La paracha Chelah Lekha fait le récit de la faute des explorateurs. Cette faute est liée à leur parole médisante sur la terre d’Israël. Rachi appuie sur le fait que cette faute fait suite à la calomnie de Myriam.
Cependant, ce n’est pas leur parole qui fait l’objet principal des commentaires mais la problématique autour du cœur et des yeux. Problématique qui met l’accent sur le mot tour qui évoque tantôt l’exploration elle-même : « Envoie des hommes et ils exploreront (vayatourou) le pays de Canaan » (chelah leha,13,2)
Tantôt l’égarement du cœur et des yeux et qui se répare par le port des tsisith :
« Et vous ne vous égarerez (tatourou) pas par derrière votre cœur et derrière vos yeux » (ibid, 15, 39)
Cet égarement se traduit par une parole dévastatrice pour les bene Israël, puisqu’ils comprennent face au récit des explorateurs (qui se comparent à des sauterelles face à des géants), qu’ils ne pourront pas trouver de place dans ce pays qui les rejette.
Cette parole entraîne un exil de quarante ans. Exil qui fait perdre les moyens à cette génération comme l’exemple du ramasseur de bois, Tselofhad, qui profane chabbat et se fait lapider.
Deux des douze explorateurs, Calev et Yehoshua, s’éloigneront de cette parole destructrice et préfèreront la prière. Pourtant, de ces dix princes qui médisent, la loi juive retient l’idée du minyan, le quorum qui est essentiel à la prière collective.
Contre quoi le texte veut-il exactement nous mettre en garde ?
Ce mécanisme d’une parole de médisance destructrice n’a-t-elle pas déjà trouvé son mécanisme lorsque l’homme était au Gan Eden ?
1- Le mécanisme du cœur :
Le traité Sota 38a affirme que les explorateurs avaient avant l’entrée en terre de Canaan, de mauvaises intentions. Les intentions viennent du cœur et non de la raison. Elles naissent de sentiments légitimes ou non qui nous dirigent.
Si la Paracha commence par l’expression “Chelah lekha”, c’est parce que c’est D. qui demande à Moché de les envoyer explorer la terre. La suspicion du peuple montre qu’ils n’entendent ici plus D. et qu’ils font sans Lui.
Ce manque de confiance montre déjà l’intention qui prédomine.
Et ce manque de confiance déforme leur vision. Ils remarquent beaucoup de funérailles et comprennent que la terre engloutit ses habitants. Rachi explique que D. a fait cela afin que les habitants, en deuil, ne leur prêtent aucune attention. D. est bien avec eux !
Ils se sentent petits face aux géants.
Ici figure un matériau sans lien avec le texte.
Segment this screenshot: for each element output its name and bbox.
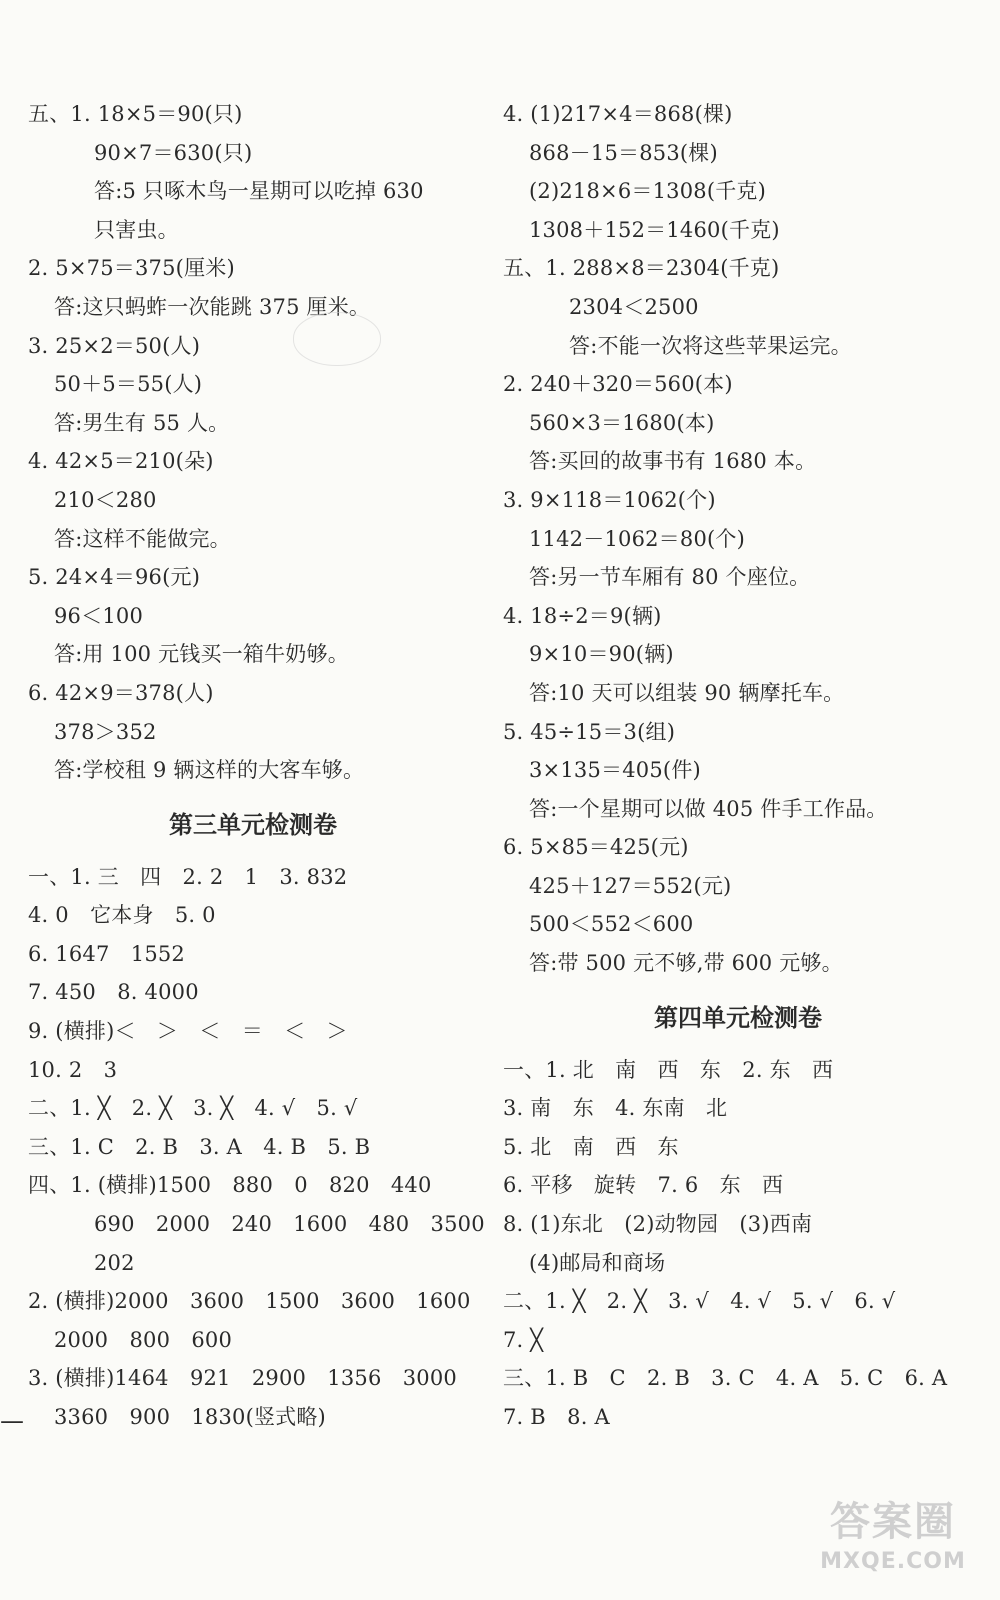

Mais sont-ils petits ? Y a-t-il des géants ?
Ils disent : « Et là nous avons vu les nefilim ; fils de Anaq, provenant des nefilim : nous étions à nos yeux comme des sauterelles, et ainsi étions nous à leurs yeux » (ibid, 13,33)
Le traité Sota 35a explique le verset : « et ainsi étions nous à leurs yeux » de cette manière : « Nous les avons entendu se dire : il y a des sauterelles dans les vignes et elles ressemblent à des hommes ».
Même si leur constat est parfois réaliste, leur manque de confiance exacerbe la situation et crée une vision déformée mais surtout un discours dévastateur. Ne croyant plus en eux, ils ne peuvent croire en la terre. Ne croyant plus en D., ils ne peuvent croire en leur avenir ; ils n’avancent plus.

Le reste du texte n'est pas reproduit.